Colorado, Connecticut, Virginia, Utah, Texas, Oregon, Montana, Delaware, Iowa, Indiana, Tennessee, New Hampshire, New Jersey, Minnesota, Maryland, Kentucky, Nebraska and similar state comprehensive privacy laws may each provide their state residents with some or all of the following rights:
- confirm whether we process their personal information and access that personal information;
- delete certain personal information;
- correct inaccuracies in their personal information;
- obtain their personal information in a portable format;
- opt out of the sale or sharing of their personal information, of targeted advertising, and of profiling that produces legal or similarly significant effects.

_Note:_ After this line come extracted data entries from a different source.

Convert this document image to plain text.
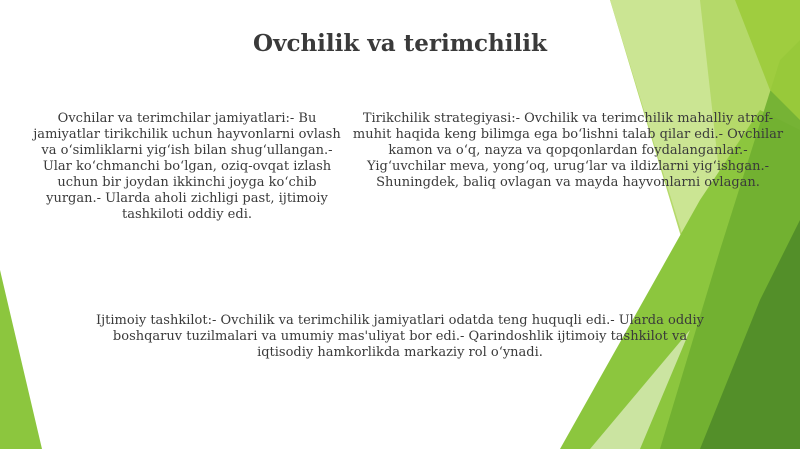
Ovchilik va terimchilik
Ovchilar va terimchilar jamiyatlari:- Bu jamiyatlar tirikchilik uchun hayvonlarni ovlash va o‘simliklarni yig‘ish bilan shug‘ullangan.- Ular ko‘chmanchi bo‘lgan, oziq-ovqat izlash uchun bir joydan ikkinchi joyga ko‘chib yurgan.- Ularda aholi zichligi past, ijtimoiy tashkiloti oddiy edi.
Tirikchilik strategiyasi:- Ovchilik va terimchilik mahalliy atrof-muhit haqida keng bilimga ega bo‘lishni talab qilar edi.- Ovchilar kamon va o‘q, nayza va qopqonlardan foydalanganlar.- Yig‘uvchilar meva, yong‘oq, urug‘lar va ildizlarni yig‘ishgan.- Shuningdek, baliq ovlagan va mayda hayvonlarni ovlagan.
Ijtimoiy tashkilot:- Ovchilik va terimchilik jamiyatlari odatda teng huquqli edi.- Ularda oddiy boshqaruv tuzilmalari va umumiy mas'uliyat bor edi.- Qarindoshlik ijtimoiy tashkilot va iqtisodiy hamkorlikda markaziy rol o‘ynadi.
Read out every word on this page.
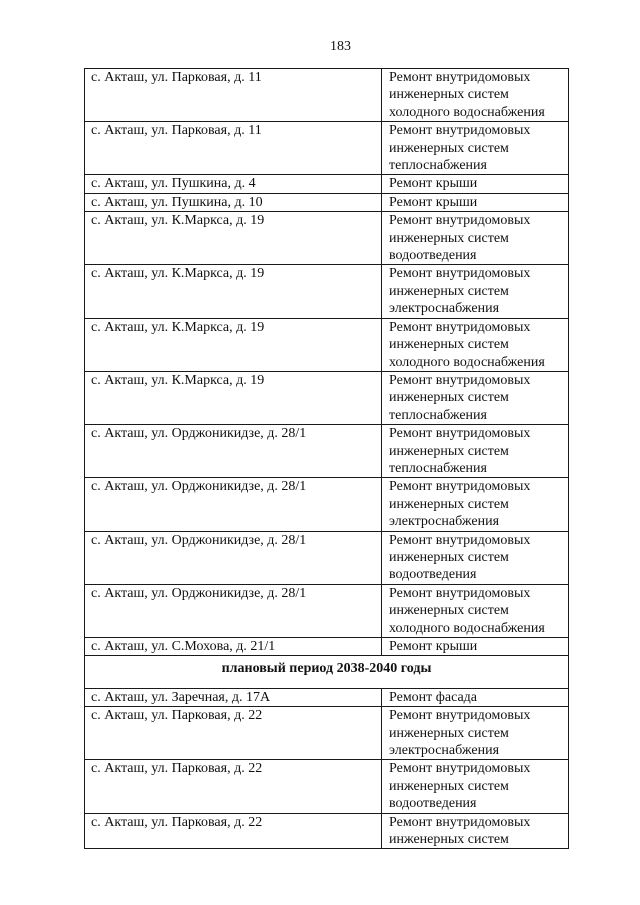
183
с. Акташ, ул. Парковая, д. 11	Ремонт внутридомовых
инженерных систем
холодного водоснабжения

с. Акташ, ул. Парковая, д. 11	Ремонт внутридомовых
инженерных систем
теплоснабжения

с. Акташ, ул. Пушкина, д. 4	Ремонт крыши

с. Акташ, ул. Пушкина, д. 10	Ремонт крыши

с. Акташ, ул. К.Маркса, д. 19	Ремонт внутридомовых
инженерных систем
водоотведения

с. Акташ, ул. К.Маркса, д. 19	Ремонт внутридомовых
инженерных систем
электроснабжения

с. Акташ, ул. К.Маркса, д. 19	Ремонт внутридомовых
инженерных систем
холодного водоснабжения

с. Акташ, ул. К.Маркса, д. 19	Ремонт внутридомовых
инженерных систем
теплоснабжения

с. Акташ, ул. Орджоникидзе, д. 28/1	Ремонт внутридомовых
инженерных систем
теплоснабжения

с. Акташ, ул. Орджоникидзе, д. 28/1	Ремонт внутридомовых
инженерных систем
электроснабжения

с. Акташ, ул. Орджоникидзе, д. 28/1	Ремонт внутридомовых
инженерных систем
водоотведения

с. Акташ, ул. Орджоникидзе, д. 28/1	Ремонт внутридомовых
инженерных систем
холодного водоснабжения

с. Акташ, ул. С.Мохова, д. 21/1	Ремонт крыши

плановый период 2038-2040 годы	
с. Акташ, ул. Заречная, д. 17А	Ремонт фасада

с. Акташ, ул. Парковая, д. 22	Ремонт внутридомовых
инженерных систем
электроснабжения

с. Акташ, ул. Парковая, д. 22	Ремонт внутридомовых
инженерных систем
водоотведения

с. Акташ, ул. Парковая, д. 22	Ремонт внутридомовых
инженерных систем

Certain of these states require that we obtain your opt-in consent before we share your personal information with third parties for marketing, sales or solicitation purposes, or before we process sensitive data (which typically includes health data). We rely on your consent for such processing.
To exercise any of these rights, or to appeal a decision regarding a consumer rights request, please send an email to
[email protected].
Nevada provides its residents with a limited right to opt out of certain sales of covered information. To exercise this right, please contact us at
[email protected].
13. CHANGES TO THIS POLICY
This Privacy Policy may be amended from time to time, in particular to reflect changes in the services provided by the App or in applicable regulations. We recommend that you review this Privacy Policy each time you use the App. If we make material changes to this Privacy Policy, we will make reasonable attempts to notify you, for example by email or through an in-app notification. The "Effective date" at the top of this Privacy Policy indicates when it was last updated.
14. CONTACT
If you have any question regarding this Privacy Policy or the processing of your personal data, you may contact us:
- by email:
[email protected];
- by post: Oneleaf SAS, 7 PL DE L HOTEL DE VILLE, 93600 Aulnay-sous-Bois, France.